When I was in this town on Hungary’s border with Ukraine on March 7, I spoke to a young doctor from Zimbabwe named Chennai. She had been at the Hungarian Reformed Church reception center for several days and looked at me with surprise when I asked her what her plan was.

“I have no plan,” she said, “Maybe I will go to America.”

She and her boyfriend had been told by Hungarian authorities that they could be resettled back to Zimbabwe, but were not given work or resettlement options in the country. When we met in the school-turned-refugee-center, she said she was waiting for a bus — any bus — to Europe. She’d heard that there were shortages of medical staff there and in the United States, and thought she might be able to find work.

Where Ukrainian people were immediately offered aid and work opportunities in the country, she and her partner were offered little. The only people left at the reception center when we spoke were Chennai, her boyfriend, and several Nigerian refugees who, like Chennai, had fled Kharkiv.

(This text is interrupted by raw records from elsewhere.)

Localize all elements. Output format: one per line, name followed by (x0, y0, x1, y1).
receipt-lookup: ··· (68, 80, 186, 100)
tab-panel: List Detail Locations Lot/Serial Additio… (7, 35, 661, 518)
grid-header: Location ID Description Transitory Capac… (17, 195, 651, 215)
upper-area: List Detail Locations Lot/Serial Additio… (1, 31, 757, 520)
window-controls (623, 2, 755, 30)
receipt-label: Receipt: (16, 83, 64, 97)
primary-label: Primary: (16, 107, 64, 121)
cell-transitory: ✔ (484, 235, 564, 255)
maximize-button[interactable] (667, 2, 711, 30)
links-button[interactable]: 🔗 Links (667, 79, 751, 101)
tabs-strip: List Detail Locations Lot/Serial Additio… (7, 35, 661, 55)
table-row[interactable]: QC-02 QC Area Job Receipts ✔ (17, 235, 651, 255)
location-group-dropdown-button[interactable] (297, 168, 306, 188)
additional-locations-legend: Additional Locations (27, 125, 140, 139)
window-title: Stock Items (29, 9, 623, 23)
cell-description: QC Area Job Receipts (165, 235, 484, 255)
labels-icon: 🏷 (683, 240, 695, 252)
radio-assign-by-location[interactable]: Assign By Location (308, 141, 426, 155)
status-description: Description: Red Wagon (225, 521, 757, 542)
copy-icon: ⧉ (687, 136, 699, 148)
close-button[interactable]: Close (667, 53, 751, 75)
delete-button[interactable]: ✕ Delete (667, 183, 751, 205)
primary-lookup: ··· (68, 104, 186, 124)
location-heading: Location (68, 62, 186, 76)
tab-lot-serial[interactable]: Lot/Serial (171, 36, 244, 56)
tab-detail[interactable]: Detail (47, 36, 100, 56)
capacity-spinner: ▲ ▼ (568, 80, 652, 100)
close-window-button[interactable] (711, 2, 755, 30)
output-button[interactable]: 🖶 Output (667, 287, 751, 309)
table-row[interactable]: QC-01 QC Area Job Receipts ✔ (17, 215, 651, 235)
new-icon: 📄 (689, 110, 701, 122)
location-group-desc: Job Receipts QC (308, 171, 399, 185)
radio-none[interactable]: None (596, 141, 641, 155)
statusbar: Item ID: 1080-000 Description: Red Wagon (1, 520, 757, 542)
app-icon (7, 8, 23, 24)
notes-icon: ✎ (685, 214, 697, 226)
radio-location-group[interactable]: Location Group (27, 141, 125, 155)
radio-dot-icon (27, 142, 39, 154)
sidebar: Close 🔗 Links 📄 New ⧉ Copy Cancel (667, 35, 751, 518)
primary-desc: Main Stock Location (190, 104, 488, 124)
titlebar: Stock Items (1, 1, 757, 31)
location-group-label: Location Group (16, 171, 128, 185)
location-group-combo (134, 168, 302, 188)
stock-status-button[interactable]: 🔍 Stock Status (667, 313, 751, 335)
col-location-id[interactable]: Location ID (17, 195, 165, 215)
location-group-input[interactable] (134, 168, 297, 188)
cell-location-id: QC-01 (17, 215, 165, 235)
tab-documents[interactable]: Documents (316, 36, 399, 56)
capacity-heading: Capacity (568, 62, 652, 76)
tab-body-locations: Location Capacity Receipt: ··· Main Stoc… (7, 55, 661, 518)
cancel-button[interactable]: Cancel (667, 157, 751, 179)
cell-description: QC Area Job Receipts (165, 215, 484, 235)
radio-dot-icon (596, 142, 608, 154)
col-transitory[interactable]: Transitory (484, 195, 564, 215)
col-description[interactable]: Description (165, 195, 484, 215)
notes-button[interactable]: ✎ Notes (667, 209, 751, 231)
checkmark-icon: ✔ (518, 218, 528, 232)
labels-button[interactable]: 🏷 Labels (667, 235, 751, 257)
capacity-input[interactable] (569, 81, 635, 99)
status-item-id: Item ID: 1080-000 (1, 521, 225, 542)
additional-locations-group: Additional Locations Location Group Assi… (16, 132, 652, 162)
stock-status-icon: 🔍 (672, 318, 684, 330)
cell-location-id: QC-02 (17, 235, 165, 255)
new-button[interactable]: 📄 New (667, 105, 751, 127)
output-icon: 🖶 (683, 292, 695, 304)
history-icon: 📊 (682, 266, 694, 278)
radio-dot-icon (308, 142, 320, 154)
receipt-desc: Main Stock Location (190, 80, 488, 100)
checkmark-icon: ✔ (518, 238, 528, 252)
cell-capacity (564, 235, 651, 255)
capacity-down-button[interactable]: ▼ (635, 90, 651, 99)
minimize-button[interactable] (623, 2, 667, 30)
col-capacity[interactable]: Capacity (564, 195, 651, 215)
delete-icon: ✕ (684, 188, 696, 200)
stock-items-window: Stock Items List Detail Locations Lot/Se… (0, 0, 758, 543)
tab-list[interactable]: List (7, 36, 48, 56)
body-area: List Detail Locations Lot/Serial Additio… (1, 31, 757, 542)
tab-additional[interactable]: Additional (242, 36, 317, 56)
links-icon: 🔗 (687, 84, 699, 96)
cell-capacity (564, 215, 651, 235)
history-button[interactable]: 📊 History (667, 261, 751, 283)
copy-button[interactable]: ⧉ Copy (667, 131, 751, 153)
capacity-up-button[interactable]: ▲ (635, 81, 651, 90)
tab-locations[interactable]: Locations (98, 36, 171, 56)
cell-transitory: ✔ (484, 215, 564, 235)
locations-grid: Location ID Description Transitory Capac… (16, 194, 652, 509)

None of them wanted to go home, but none knew where else they could go — and they certainly did not intend to stay in Hungary.

Orbán’s shift and the welcoming of Ukrainian refugees have not forced him to shift his racist stance toward non-white refugees, nor cut any of his long-standing ties with Putin. In other words, he’s playing the welcoming host while remaining a beneficiary of Russia’s energy and security infrastructure. If, as many observers are already doubting, today’s elections are fair, they will show whether his ruse has worked.